Because among White Sox fans, Baines is as beloved by his generation as the older fans were of Nellie. Now before anyone starts throwing lines of statistics at me to show me how inadequate Harold was, I am fully aware that Baines gets some exaggerated credit because he was the best ballplayer on what were some truly cruddy White Sox ball clubs back in the mid- to late-1980s.

He made six American League All-Star teams and twice finished in the Top 10 of the league Most Valuable Player voting, was 29th all-time in runs batted in with 1,628, and also led the league in slugging percentage back in 1984. The stat that gets him closest to consideration was 2,844 – as in the number of base hits he got in his career, so close to the 3,000-tally that usually gets people all worked up into thinking “Hall of Fame.”
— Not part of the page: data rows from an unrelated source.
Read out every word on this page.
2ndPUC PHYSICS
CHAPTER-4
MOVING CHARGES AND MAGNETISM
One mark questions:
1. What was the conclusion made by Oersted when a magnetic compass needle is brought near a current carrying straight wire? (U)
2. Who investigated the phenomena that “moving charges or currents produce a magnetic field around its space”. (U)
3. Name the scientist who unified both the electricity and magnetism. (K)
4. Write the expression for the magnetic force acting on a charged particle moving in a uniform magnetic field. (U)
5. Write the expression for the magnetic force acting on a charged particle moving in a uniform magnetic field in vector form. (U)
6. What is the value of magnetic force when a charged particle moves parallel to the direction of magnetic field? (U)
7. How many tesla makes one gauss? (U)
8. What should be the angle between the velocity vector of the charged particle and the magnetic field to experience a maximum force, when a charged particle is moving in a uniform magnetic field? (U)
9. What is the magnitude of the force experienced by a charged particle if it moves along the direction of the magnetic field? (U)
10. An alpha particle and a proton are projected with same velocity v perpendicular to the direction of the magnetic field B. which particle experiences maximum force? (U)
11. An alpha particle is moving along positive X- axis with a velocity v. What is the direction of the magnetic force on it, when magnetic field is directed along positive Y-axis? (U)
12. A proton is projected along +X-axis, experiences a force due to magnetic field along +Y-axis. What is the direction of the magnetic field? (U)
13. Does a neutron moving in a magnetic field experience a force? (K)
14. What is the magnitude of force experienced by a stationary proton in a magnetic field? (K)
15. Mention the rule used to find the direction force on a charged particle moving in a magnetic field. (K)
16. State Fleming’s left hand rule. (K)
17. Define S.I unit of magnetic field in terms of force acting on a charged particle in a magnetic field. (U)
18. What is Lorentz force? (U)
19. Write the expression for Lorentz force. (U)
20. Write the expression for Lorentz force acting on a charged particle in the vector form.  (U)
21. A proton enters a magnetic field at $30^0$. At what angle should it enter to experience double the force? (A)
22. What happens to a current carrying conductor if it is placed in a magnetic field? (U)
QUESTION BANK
THEN AGAIN, PALMEIRO exceeded that 3,000 figure, and still is likely to never get in.

My point in rattling off those particular statistics is to indicate that Baines would be far from the worst ballplayer to get into the Hall of Fame, should it happen some day.

In fact, a part of me can’t help but think that the description of “good, but not great” that Baines’ detractors will use to describe him is also fitting of Blyleven – the pitcher from my childhood years who managed to hang on in baseball for so long that his overall career totals (at first glance) look impressive – 287 career wins, just short of 300 wins, the pitcher’s equivalent of 3,000 hits.

The same stat geeks who will bemoan Harold Baines are in love with Blyleven’s record, ignoring the fact that among their contemporaries while they played, Harold was thought more highly of than Rik Aalbert.

WHICH IS WHY a part of me wonders if a future generation veterans committee will be willing to give Baines a second glance.

But for the meantime, we get to celebrate the induction of Alomar (even though the peak of his career was playing for those Toronto Blue Jays teams that deprived the White Sox of an American League championship in 1993). Roberto was on the South Side for both 2003 and 2004, and has family ties to the White Sox strengthened by the fact that both his brother, catcher Sandy, Jr., and his father, infielder Sandy, Sr., also called Comiskey Park home for a stint.